In array [1,2,3,4,5], the 1st largest element is 5, 2nd largest element is 4, 3rd largest element is 3 and etc.
Note
You can swap elements in the array
Challenge
- O(n) time, O(1) extra memory.
Tags Expand
- Quick Sort
- Sort
思路
- quick select
- As in quick sort, we have to do partition in halves , and then in halves of a half, but this time, we only need to do the next round partition in one single partition (half) of the two where the element is expected to lie in.

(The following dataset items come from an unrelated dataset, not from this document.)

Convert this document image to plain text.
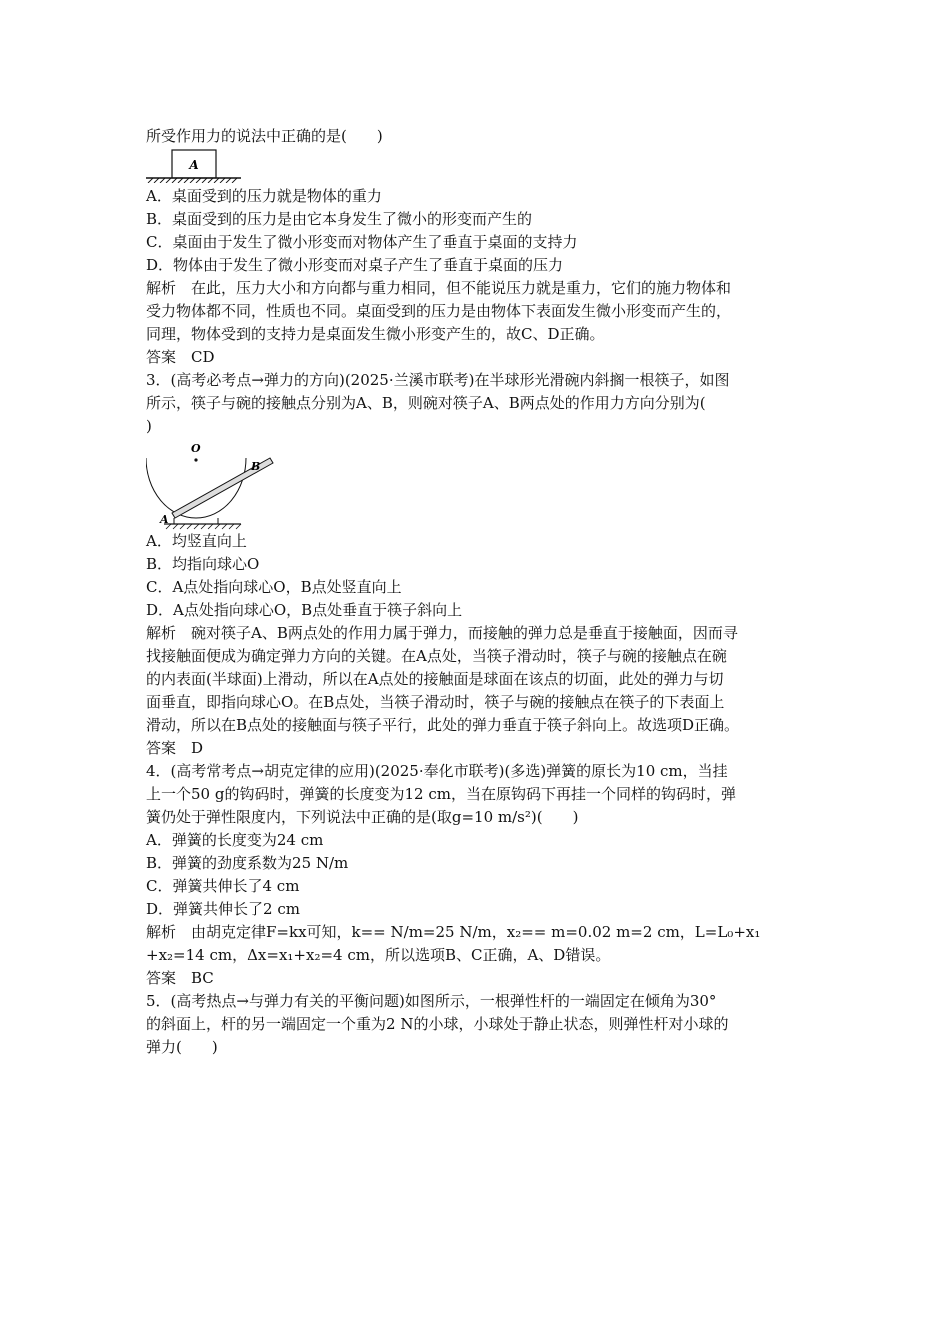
所受作用力的说法中正确的是(　　)
A
A．桌面受到的压力就是物体的重力
B．桌面受到的压力是由它本身发生了微小的形变而产生的
C．桌面由于发生了微小形变而对物体产生了垂直于桌面的支持力
D．物体由于发生了微小形变而对桌子产生了垂直于桌面的压力
解析　在此，压力大小和方向都与重力相同，但不能说压力就是重力，它们的施力物体和
受力物体都不同，性质也不同。桌面受到的压力是由物体下表面发生微小形变而产生的，
同理，物体受到的支持力是桌面发生微小形变产生的，故C、D正确。
答案　CD
3．(高考必考点→弹力的方向)(2025·兰溪市联考)在半球形光滑碗内斜搁一根筷子，如图
所示，筷子与碗的接触点分别为A、B，则碗对筷子A、B两点处的作用力方向分别为(
)
O
B
A
A．均竖直向上
B．均指向球心O
C．A点处指向球心O，B点处竖直向上
D．A点处指向球心O，B点处垂直于筷子斜向上
解析　碗对筷子A、B两点处的作用力属于弹力，而接触的弹力总是垂直于接触面，因而寻
找接触面便成为确定弹力方向的关键。在A点处，当筷子滑动时，筷子与碗的接触点在碗
的内表面(半球面)上滑动，所以在A点处的接触面是球面在该点的切面，此处的弹力与切
面垂直，即指向球心O。在B点处，当筷子滑动时，筷子与碗的接触点在筷子的下表面上
滑动，所以在B点处的接触面与筷子平行，此处的弹力垂直于筷子斜向上。故选项D正确。
答案　D
4．(高考常考点→胡克定律的应用)(2025·奉化市联考)(多选)弹簧的原长为10 cm，当挂
上一个50 g的钩码时，弹簧的长度变为12 cm，当在原钩码下再挂一个同样的钩码时，弹
簧仍处于弹性限度内，下列说法中正确的是(取g=10 m/s²)(　　)
A．弹簧的长度变为24 cm
B．弹簧的劲度系数为25 N/m
C．弹簧共伸长了4 cm
D．弹簧共伸长了2 cm
解析　由胡克定律F=kx可知，k== N/m=25 N/m，x₂== m=0.02 m=2 cm，L=L₀+x₁
+x₂=14 cm，Δx=x₁+x₂=4 cm，所以选项B、C正确，A、D错误。
答案　BC
5．(高考热点→与弹力有关的平衡问题)如图所示，一根弹性杆的一端固定在倾角为30°
的斜面上，杆的另一端固定一个重为2 N的小球，小球处于静止状态，则弹性杆对小球的
弹力(　　)
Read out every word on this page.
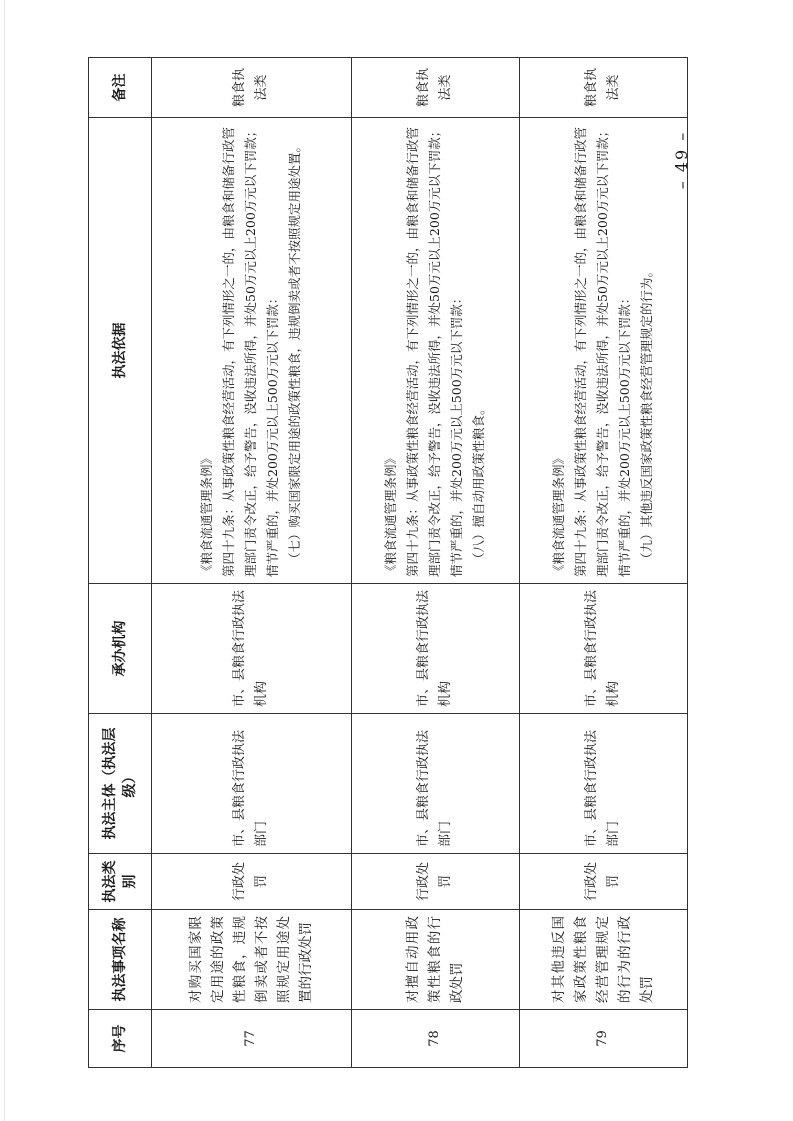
序号	执法事项名称	执法类别	执法主体（执法层级）	承办机构	执法依据	备注
77	对购买国家限定用途的政策性粮食，违规倒卖或者不按照规定用途处置的行政处罚	行政处罚	市、县粮食行政执法部门	市、县粮食行政执法机构	《粮食流通管理条例》 第四十九条：从事政策性粮食经营活动，有下列情形之一的，由粮食和储备行政管理部门责令改正，给予警告，没收违法所得，并处50万元以上200万元以下罚款；情节严重的，并处200万元以上500万元以下罚款： （七）购买国家限定用途的政策性粮食，违规倒卖或者不按照规定用途处置。	粮食执法类
78	对擅自动用政策性粮食的行政处罚	行政处罚	市、县粮食行政执法部门	市、县粮食行政执法机构	《粮食流通管理条例》 第四十九条：从事政策性粮食经营活动，有下列情形之一的，由粮食和储备行政管理部门责令改正，给予警告，没收违法所得，并处50万元以上200万元以下罚款；情节严重的，并处200万元以上500万元以下罚款： （八）擅自动用政策性粮食。	粮食执法类
79	对其他违反国家政策性粮食经营管理规定的行为的行政处罚	行政处罚	市、县粮食行政执法部门	市、县粮食行政执法机构	《粮食流通管理条例》 第四十九条：从事政策性粮食经营活动，有下列情形之一的，由粮食和储备行政管理部门责令改正，给予警告，没收违法所得，并处50万元以上200万元以下罚款；情节严重的，并处200万元以上500万元以下罚款： （九）其他违反国家政策性粮食经营管理规定的行为。	粮食执法类
– 49 –
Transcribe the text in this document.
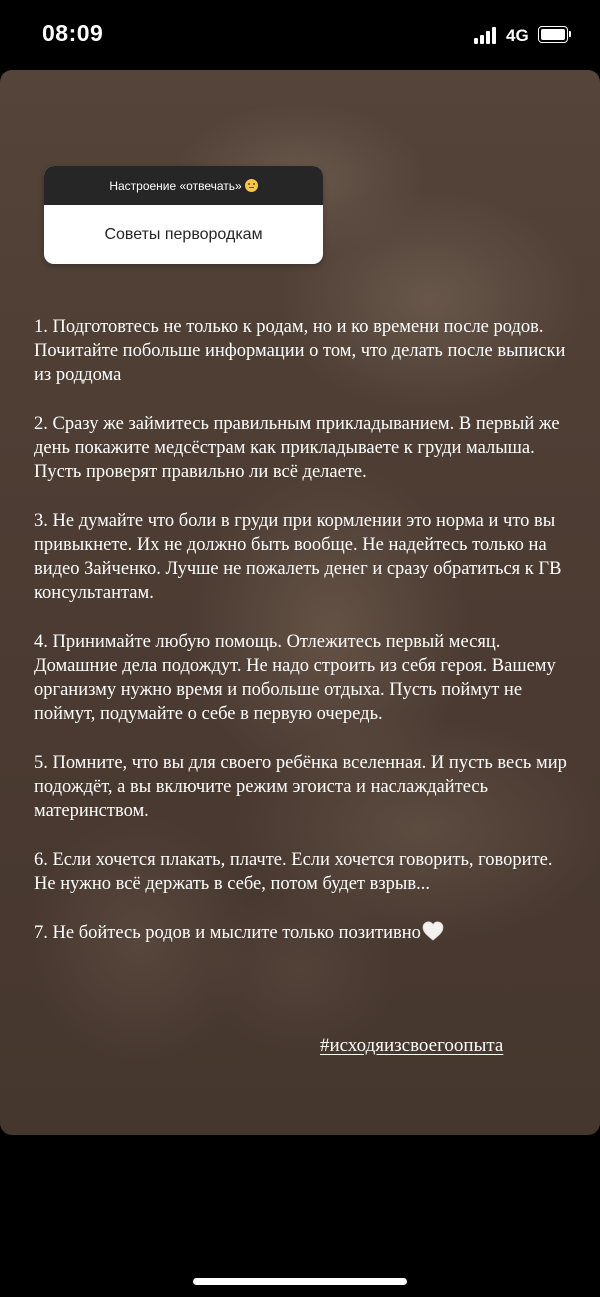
08:09	4G
Настроение «отвечать»
Советы первородкам
1. Подготовтесь не только к родам, но и ко времени после родов. Почитайте побольше информации о том, что делать после выписки из роддома
2. Сразу же займитесь правильным прикладыванием. В первый же день покажите медсёстрам как прикладываете к груди малыша. Пусть проверят правильно ли всё делаете.
3. Не думайте что боли в груди при кормлении это норма и что вы привыкнете. Их не должно быть вообще. Не надейтесь только на видео Зайченко. Лучше не пожалеть денег и сразу обратиться к ГВ консультантам.
4. Принимайте любую помощь. Отлежитесь первый месяц. Домашние дела подождут. Не надо строить из себя героя. Вашему организму нужно время и побольше отдыха. Пусть поймут не поймут, подумайте о себе в первую очередь.
5. Помните, что вы для своего ребёнка вселенная. И пусть весь мир подождёт, а вы включите режим эгоиста и наслаждайтесь материнством.
6. Если хочется плакать, плачте. Если хочется говорить, говорите. Не нужно всё держать в себе, потом будет взрыв...
7. Не бойтесь родов и мыслите только позитивно
#исходяизсвоегоопыта
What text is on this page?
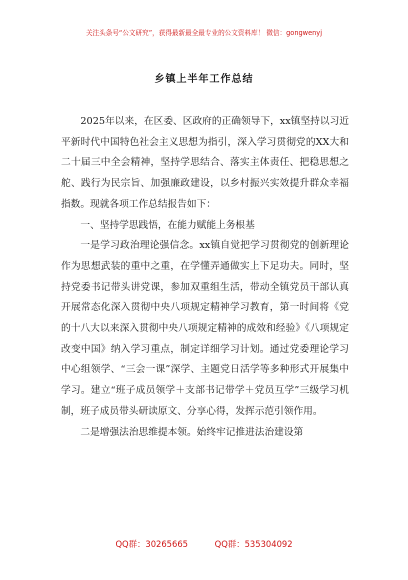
关注头条号“公文研究”，获得最新最全最专业的公文资料库！ 微信：gongwenyj
乡镇上半年工作总结

2025年以来，在区委、区政府的正确领导下，xx镇坚持以习近平新时代中国特色社会主义思想为指引，深入学习贯彻党的XX大和二十届三中全会精神，坚持学思结合、落实主体责任、把稳思想之舵、践行为民宗旨、加强廉政建设，以乡村振兴实效提升群众幸福指数。现就各项工作总结报告如下：

一、坚持学思践悟，在能力赋能上务根基

一是学习政治理论强信念。xx镇自觉把学习贯彻党的创新理论作为思想武装的重中之重，在学懂弄通做实上下足功夫。同时，坚持党委书记带头讲党课，参加双重组生活，带动全镇党员干部认真开展常态化深入贯彻中央八项规定精神学习教育，第一时间将《党的十八大以来深入贯彻中央八项规定精神的成效和经验》《八项规定改变中国》纳入学习重点，制定详细学习计划。通过党委理论学习中心组领学、“三会一课”深学、主题党日活学等多种形式开展集中学习。建立“班子成员领学＋支部书记带学＋党员互学”三级学习机制，班子成员带头研读原文、分享心得，发挥示范引领作用。

二是增强法治思维提本领。始终牢记推进法治建设第

QQ群：30265665	QQ群：535304092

- It is like (not very accurate)
- n + 1/2 n + 1/4 n + 1/8 n + ..... < 2 n
- 找第几大,就变成了length - k 第几小问题
- partition 模板
- 在每次二分里边,都有一个半边排好了序,最后取num[k]就行了
public class Solution {
/**
* @param n: An integer
* @param nums: An array
* @return: the Kth largest element
*/
public int kthLargestElement(int k, int[] nums) {
if (nums == null || nums.length == 0 || k < 1 || k > nums.length){
return -1;
}
return partition(nums, 0, nums.length - 1, nums.length - k);
}
private int partition(int[] nums, int start, int end, int k) {
if (start >= end) {
return nums[k];
}
int left = start, right = end;
int pivot = nums[(start + end) / 2];
while (left <= right) {
while (left <= right && nums[left] < pivot) {
left++;
}
while (left <= right && nums[right] > pivot) {
right--;
}
if (left <= right) {
swap(nums, left, right);
left++;
right--;
}
}
if (k <= right) {
return partition(nums, start, right, k);
}
if (k >= left) {
return partition(nums, left, end, k);
}
return nums[k];
}
private void swap(int[] nums, int i, int j) {
int tmp = nums[i];
nums[i] = nums[j];
nums[j] = tmp;
}
}